While other fellow primates want to jump up and down, either figuratively or literally, and shout at each other about [changing or not changing] our behaviors because the world [is or is not] becoming uninhabitable due to [our contribution or natural changes] to the world climate, I sit here and wonder why I don't have a good response to some of my tribal mates' invitations to join them in their shouting match. Is it because of my education? Am I lacking some natural emotional attachment to thoughts?

Again, I don't know. I see reports that the Arctic ice cap and mountainous glaciers are melting but I haven't personally observed the melting process. I do see that local weather extremes are setting high and low temperature records. I enjoy biodiversity but never wandered "virgin" land, and probably never will, where humans have made no settlements in either prehistoric or recorded history so does it really matter to me if primeval wetlands are drained and ancient forests cut down for more human expansion?

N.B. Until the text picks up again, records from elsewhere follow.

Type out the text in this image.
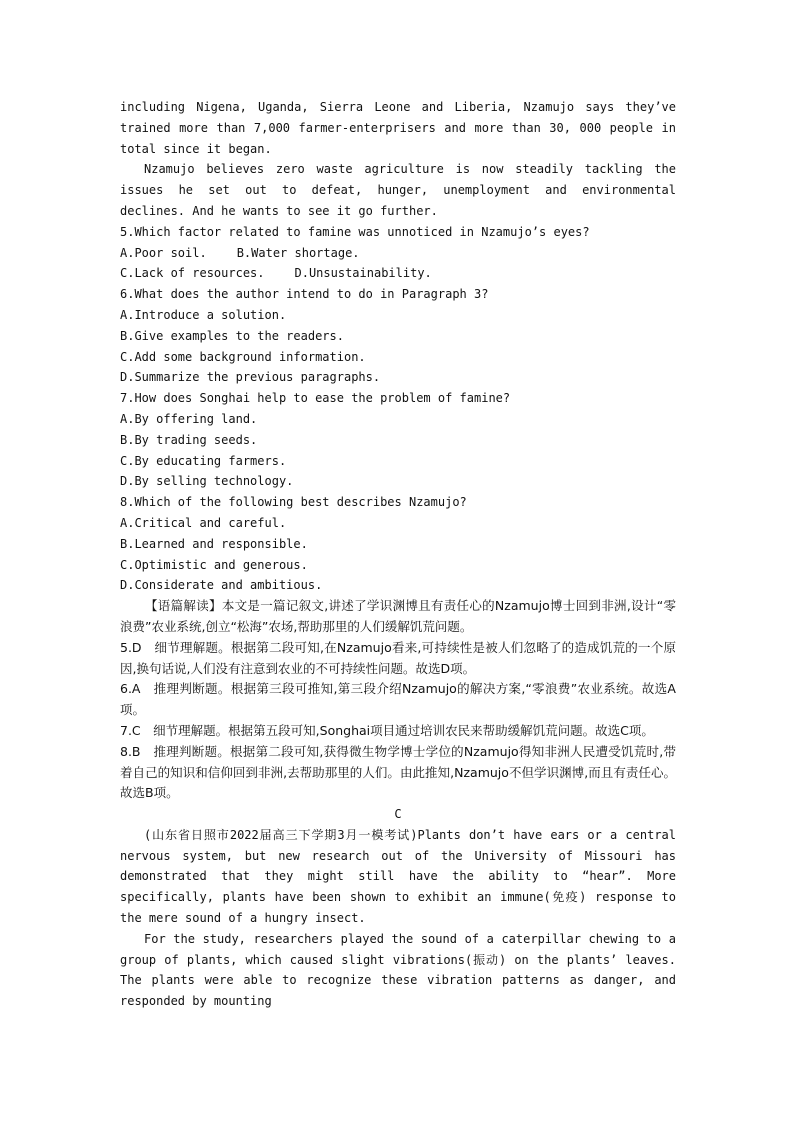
including Nigena, Uganda, Sierra Leone and Liberia, Nzamujo says they’ve trained more than 7,000 farmer-enterprisers and more than 30, 000 people in total since it began.

Nzamujo believes zero waste agriculture is now steadily tackling the issues he set out to defeat, hunger, unemployment and environmental declines. And he wants to see it go further.

5.Which factor related to famine was unnoticed in Nzamujo’s eyes?

A.Poor soil.	B.Water shortage.
C.Lack of resources.	D.Unsustainability.

6.What does the author intend to do in Paragraph 3?

A.Introduce a solution.

B.Give examples to the readers.

C.Add some background information.

D.Summarize the previous paragraphs.

7.How does Songhai help to ease the problem of famine?

A.By offering land.

B.By trading seeds.

C.By educating farmers.

D.By selling technology.

8.Which of the following best describes Nzamujo?

A.Critical and careful.

B.Learned and responsible.

C.Optimistic and generous.

D.Considerate and ambitious.

【语篇解读】本文是一篇记叙文,讲述了学识渊博且有责任心的Nzamujo博士回到非洲,设计“零浪费”农业系统,创立“松海”农场,帮助那里的人们缓解饥荒问题。

5.D　细节理解题。根据第二段可知,在Nzamujo看来,可持续性是被人们忽略了的造成饥荒的一个原因,换句话说,人们没有注意到农业的不可持续性问题。故选D项。

6.A　推理判断题。根据第三段可推知,第三段介绍Nzamujo的解决方案,“零浪费”农业系统。故选A项。

7.C　细节理解题。根据第五段可知,Songhai项目通过培训农民来帮助缓解饥荒问题。故选C项。

8.B　推理判断题。根据第二段可知,获得微生物学博士学位的Nzamujo得知非洲人民遭受饥荒时,带着自己的知识和信仰回到非洲,去帮助那里的人们。由此推知,Nzamujo不但学识渊博,而且有责任心。故选B项。

C

(山东省日照市2022届高三下学期3月一模考试)Plants don’t have ears or a central nervous system, but new research out of the University of Missouri has demonstrated that they might still have the ability to “hear”. More specifically, plants have been shown to exhibit an immune(免疫) response to the mere sound of a hungry insect.

For the study, researchers played the sound of a caterpillar chewing to a group of plants, which caused slight vibrations(振动) on the plants’ leaves. The plants were able to recognize these vibration patterns as danger, and responded by mounting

I am a domesticated animal, trained to put more mental skills to work than physical ones. My mental faculties tell me, when I put rhetoric and entertainment aside, that the Earth is probably getting warmer, regardless of the cause. I have a good chance of living another 40 or 50 years, if I want to consume tiny, expensive, pharmaceutical meals throughout the day as I get older. All that really matters to me is finding a way to live comfortably in that span of time, with whomever I wish to spend that time. If the Earth gets too hot to sustain over seven billion humans and geoengineering doesn't cool the Earth (or causes some other unexpected ill effect), do I care if the human population will double in the next 20 or 30 years to 14 billion anyway and lead to the permanent collapse of the world economy? Not really. Or at least that's what my education has taught me.

You tell me whether being highly educated is a good thing. If you do, maybe I'll learn something. If you don't, maybe I'll finally figure something out for myself.